Миновала неделя, и однажды, проснувшись, как от толчка, старик пошарил рукой и понял, что лежит один. Было темно, и от окна доносились тихие всхлипывания. Он сел в постели и прислушался.
– Иди сюда, – осторожно позвал он. – Простынешь.
– Сыночку там холоднее, – сказала старуха и разрыдалась.
Он все глуше слышал ее плач. В постели было тепло, глаза слипались. Он несколько раз впадал в забытье и наконец провалился в сон, из которого его вырвал страшный крик жены.
– Лапка! – кричала она страшным голосом. – Обезьянья лапка!
Он испуганно вскинулся в постели:
– Где? Где она? Что случилось?
Она ощупью двинулась к кровати.
– Нужна лапка, – сказала она ровным голосом. – Ты не уничтожил ее?
– Она в гостиной, на полке, – озадаченно сказал он. – А что такое?
Разом смеясь и плача, она нагнулась и поцеловала его в щеку.
– Я о чем подумала, – заговорила она срывающимся голосом. – Как я раньше не подумала? Как ты не подумал?
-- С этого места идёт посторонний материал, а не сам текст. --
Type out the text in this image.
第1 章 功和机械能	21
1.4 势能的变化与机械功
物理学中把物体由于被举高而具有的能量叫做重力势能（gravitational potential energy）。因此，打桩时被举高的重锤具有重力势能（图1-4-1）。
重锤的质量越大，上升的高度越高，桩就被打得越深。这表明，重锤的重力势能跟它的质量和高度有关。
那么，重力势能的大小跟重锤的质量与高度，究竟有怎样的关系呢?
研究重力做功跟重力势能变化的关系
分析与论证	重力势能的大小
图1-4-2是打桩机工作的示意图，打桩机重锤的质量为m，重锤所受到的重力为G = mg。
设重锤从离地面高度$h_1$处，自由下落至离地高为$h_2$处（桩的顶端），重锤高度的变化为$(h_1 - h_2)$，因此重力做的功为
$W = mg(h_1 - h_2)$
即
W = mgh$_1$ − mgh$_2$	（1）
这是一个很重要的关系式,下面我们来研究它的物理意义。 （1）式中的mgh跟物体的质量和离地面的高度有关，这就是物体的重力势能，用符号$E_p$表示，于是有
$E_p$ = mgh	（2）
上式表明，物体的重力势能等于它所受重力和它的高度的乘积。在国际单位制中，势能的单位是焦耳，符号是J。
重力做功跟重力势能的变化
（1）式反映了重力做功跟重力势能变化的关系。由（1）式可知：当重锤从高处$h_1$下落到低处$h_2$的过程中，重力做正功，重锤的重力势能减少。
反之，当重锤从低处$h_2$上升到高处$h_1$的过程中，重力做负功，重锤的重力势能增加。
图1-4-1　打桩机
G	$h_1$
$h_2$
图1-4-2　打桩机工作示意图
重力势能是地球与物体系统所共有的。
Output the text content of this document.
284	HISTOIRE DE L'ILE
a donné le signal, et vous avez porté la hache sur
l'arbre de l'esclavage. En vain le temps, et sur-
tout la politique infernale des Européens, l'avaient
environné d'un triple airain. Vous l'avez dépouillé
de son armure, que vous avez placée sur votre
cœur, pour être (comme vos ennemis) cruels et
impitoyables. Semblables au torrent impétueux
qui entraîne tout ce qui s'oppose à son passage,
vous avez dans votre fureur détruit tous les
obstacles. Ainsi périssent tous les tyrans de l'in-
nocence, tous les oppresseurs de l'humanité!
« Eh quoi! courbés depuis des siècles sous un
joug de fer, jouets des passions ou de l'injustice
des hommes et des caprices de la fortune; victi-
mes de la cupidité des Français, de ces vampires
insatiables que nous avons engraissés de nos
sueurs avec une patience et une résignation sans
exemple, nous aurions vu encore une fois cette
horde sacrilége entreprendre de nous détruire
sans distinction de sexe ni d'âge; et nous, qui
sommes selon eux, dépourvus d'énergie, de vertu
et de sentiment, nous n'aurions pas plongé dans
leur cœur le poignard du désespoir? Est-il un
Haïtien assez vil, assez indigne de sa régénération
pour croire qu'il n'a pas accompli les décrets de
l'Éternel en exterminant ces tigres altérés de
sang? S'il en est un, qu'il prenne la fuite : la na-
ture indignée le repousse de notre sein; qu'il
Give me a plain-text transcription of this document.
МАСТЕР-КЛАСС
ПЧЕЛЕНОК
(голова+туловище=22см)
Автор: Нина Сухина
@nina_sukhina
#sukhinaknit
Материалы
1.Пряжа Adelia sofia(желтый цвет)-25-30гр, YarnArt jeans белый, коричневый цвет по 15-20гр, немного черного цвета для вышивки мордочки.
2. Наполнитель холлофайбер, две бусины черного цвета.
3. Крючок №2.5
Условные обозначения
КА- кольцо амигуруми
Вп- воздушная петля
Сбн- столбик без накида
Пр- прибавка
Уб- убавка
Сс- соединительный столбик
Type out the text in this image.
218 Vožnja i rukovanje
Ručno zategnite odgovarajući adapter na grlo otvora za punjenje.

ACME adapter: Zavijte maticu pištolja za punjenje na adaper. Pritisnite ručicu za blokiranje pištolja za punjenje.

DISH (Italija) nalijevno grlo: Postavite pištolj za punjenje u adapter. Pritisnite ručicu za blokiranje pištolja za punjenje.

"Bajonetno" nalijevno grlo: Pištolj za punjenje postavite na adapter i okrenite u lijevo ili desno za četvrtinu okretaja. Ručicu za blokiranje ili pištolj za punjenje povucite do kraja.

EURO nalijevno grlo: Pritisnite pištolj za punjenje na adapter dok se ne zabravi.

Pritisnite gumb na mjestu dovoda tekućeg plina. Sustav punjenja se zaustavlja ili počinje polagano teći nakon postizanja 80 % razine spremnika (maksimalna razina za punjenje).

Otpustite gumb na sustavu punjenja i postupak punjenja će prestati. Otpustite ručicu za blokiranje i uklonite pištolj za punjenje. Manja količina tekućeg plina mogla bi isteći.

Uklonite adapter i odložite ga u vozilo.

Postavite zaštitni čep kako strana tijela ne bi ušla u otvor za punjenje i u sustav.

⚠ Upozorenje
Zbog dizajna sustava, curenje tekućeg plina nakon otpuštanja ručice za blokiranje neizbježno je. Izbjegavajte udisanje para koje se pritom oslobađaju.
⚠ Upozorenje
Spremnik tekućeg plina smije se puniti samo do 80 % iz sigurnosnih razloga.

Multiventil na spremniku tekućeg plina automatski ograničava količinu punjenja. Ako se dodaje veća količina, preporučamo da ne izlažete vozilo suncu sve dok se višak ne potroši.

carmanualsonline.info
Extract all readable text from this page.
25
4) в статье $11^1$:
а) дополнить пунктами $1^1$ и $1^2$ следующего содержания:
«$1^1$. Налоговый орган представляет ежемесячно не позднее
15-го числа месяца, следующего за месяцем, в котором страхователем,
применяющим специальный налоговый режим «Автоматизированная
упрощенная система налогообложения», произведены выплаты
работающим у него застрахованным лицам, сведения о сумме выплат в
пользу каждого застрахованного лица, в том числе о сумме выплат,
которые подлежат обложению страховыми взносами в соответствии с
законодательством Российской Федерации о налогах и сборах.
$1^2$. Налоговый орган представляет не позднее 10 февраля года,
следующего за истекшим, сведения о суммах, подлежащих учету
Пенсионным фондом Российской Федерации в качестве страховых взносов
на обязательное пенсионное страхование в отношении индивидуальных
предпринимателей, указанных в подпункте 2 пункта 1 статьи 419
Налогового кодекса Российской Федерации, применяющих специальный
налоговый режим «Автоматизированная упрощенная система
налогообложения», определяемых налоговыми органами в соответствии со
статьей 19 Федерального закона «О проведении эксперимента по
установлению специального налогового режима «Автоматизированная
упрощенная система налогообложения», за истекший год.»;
– О чем не подумал? – спросил он.
– Осталось два желания! – выпалила она. – Мы загадали только одно.
– Тебе этого мало? – жестко спросил он.
– Погоди! – радостно вскричала она. – Мы загадаем еще одно. Поди за ней и загадай, чтобы наш мальчик стал живым.
Старик сел и откинул одеяло с задрожавших ног.
– Господи, ты сошла с ума! – крикнул он, похолодев.
– Иди, иди за ней, – задыхалась она, – и загадай… Мальчик мой!